The Hurts had a Top, Middle and Bottom Lodge on their estate, each of which housed a keeper or some other servant. Several of Granddad’s paintings are of the Bottom Lodge and of various scenes around Alderwasley.
–Contemporary view of the Bottom Lodge taken from the opposite side.
“After the Wallises had left the Bottom Lodge, it became the scene of one of Granddad’s stories. One day, as he strolled past the Lodge in his daily pursuit of nature, the old woman then living there greeted him. Her young grandson was rampaging about the garden, shouting and brandishing a stick. ‘Eh, Mr. Wallis,’ the old lady said to my grandfather, shaking her head, ‘I’ve rivven and striven with that lad, and now ’e’s racing round and round the garden shouting “pig muck!’’’
“In the Victorian manner, Granddad was self-taught when it came to the natural world; nevertheless his columns were well received. People in the various neighbourhoods he lived in over the years usually came to revere him. Much later, when I was working as a local librarian, an old lady embarrassed me mightily by referring to Granddad as ‘a saint, your Grandfather; a positive saint!’ He had a habit of going out very early in the morning and watching, without moving for an hour or more, some natural phenomenon such as a blackbird building its nest or a mole casting up its little hillocks of soil. He was looking for material for his daily column; ‘contemplating the beautiful’ is what my father called these meditative episodes. Because she lived near the Cromford Canal where Granddad usually took his morning walks, the old lady must have witnessed some of these contemplative moments. . . .

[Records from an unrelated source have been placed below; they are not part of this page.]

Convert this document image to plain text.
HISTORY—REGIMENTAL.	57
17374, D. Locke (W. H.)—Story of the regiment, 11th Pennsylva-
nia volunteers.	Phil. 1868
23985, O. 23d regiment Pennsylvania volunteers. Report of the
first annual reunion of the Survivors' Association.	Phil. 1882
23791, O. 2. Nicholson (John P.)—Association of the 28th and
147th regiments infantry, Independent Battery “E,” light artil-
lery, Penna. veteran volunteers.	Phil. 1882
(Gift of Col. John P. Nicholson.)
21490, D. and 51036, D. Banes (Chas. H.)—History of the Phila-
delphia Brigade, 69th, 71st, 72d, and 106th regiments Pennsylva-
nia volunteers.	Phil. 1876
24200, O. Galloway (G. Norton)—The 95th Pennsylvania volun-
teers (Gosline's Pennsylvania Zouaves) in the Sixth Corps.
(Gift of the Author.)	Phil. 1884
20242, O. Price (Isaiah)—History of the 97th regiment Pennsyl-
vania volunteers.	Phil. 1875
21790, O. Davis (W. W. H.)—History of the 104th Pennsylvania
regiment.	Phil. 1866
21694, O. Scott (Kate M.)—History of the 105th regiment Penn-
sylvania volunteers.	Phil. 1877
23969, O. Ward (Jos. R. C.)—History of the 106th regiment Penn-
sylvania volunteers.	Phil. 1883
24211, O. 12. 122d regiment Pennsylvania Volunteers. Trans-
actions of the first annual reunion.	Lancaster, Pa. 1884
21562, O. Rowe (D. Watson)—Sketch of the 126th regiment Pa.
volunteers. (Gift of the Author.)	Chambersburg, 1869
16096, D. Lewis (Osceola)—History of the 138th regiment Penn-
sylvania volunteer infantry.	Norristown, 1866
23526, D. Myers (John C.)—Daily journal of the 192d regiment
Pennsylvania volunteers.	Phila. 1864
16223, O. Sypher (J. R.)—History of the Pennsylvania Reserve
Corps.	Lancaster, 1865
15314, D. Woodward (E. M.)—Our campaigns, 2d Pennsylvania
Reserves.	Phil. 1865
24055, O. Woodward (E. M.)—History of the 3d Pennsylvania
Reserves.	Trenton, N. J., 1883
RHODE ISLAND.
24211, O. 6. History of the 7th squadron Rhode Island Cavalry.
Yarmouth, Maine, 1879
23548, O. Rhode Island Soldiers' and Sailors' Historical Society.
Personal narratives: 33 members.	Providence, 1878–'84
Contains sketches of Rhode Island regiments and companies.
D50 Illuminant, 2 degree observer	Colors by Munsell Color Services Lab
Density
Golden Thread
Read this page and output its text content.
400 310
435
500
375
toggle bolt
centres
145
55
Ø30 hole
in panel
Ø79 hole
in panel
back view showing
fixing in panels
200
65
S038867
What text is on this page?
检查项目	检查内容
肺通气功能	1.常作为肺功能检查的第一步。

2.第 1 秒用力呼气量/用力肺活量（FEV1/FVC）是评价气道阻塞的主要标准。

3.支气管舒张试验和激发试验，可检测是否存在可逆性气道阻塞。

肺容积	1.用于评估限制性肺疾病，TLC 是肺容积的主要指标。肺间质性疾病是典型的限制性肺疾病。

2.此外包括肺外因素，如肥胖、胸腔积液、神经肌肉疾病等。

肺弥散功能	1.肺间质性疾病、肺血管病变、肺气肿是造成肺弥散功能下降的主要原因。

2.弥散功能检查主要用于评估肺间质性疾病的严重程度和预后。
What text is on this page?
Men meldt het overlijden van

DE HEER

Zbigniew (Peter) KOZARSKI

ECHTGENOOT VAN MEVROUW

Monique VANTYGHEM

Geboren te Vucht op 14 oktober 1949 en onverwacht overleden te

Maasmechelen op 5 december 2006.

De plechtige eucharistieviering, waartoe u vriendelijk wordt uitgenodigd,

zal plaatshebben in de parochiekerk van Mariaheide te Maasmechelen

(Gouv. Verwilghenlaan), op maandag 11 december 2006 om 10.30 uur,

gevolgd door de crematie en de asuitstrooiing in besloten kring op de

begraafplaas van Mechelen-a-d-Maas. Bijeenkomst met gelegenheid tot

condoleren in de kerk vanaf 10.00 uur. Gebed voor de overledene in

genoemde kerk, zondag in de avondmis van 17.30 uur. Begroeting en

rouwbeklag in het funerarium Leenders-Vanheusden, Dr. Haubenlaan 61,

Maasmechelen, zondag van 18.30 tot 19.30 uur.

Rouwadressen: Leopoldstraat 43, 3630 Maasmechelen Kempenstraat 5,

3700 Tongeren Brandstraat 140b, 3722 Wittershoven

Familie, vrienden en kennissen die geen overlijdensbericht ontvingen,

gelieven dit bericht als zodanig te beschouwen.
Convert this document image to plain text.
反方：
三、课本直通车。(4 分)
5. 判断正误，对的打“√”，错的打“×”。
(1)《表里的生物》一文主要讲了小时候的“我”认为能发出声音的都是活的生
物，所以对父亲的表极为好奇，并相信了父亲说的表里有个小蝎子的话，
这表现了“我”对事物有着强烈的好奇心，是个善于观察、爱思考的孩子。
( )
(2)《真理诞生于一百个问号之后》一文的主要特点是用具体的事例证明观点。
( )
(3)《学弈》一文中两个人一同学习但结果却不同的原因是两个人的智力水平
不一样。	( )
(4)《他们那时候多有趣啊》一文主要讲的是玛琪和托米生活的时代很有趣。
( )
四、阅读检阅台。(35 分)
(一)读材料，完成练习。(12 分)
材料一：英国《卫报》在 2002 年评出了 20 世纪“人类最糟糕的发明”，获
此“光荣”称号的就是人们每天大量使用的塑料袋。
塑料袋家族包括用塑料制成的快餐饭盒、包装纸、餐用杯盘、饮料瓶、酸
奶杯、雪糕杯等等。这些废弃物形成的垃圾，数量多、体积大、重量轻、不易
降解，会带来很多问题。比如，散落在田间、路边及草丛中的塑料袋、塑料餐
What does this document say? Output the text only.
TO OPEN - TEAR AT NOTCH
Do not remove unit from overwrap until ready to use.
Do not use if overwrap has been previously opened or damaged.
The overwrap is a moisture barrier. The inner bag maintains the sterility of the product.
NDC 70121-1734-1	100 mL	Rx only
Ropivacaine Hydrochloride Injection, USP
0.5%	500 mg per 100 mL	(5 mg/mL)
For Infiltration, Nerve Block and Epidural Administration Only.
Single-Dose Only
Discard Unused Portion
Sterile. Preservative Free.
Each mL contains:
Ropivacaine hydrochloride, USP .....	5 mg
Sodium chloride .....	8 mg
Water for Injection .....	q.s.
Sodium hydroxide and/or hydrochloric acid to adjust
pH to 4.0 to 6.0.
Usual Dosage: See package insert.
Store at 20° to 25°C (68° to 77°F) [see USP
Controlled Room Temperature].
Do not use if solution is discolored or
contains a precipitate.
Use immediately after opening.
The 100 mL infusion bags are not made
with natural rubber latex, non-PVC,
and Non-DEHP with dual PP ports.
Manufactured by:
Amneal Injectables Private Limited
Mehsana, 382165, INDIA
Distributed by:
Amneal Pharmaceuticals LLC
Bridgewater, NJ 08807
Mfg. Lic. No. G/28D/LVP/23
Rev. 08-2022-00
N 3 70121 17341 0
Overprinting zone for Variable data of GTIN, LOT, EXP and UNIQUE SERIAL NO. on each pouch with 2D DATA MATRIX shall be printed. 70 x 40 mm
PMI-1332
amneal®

“During the war [World War II] he would become bitterly incensed when, as happened occasionally, his nature column was dropped for the day. The editor would explain that because newsprint was in short supply, and because there had been more war news than usual, he had been forced to eliminate Granddad’s column.
“Mam, [Brenda’s mother, JB Wallis’s daughter-in-law] who was suspicious of her in-laws, (‘Think they’re somebody!’ she would say sniffily) didn’t admire what she considered Granddad’s effete calling. ‘There’s a war on,’ she would say. ‘People want to read about what’s happening to their lads!’ Granddad, of course, in addition to feeling hurt because his column was dropped, thought that the editor had his values backwards. To him, nature was eternal and of greater import than reports of war.”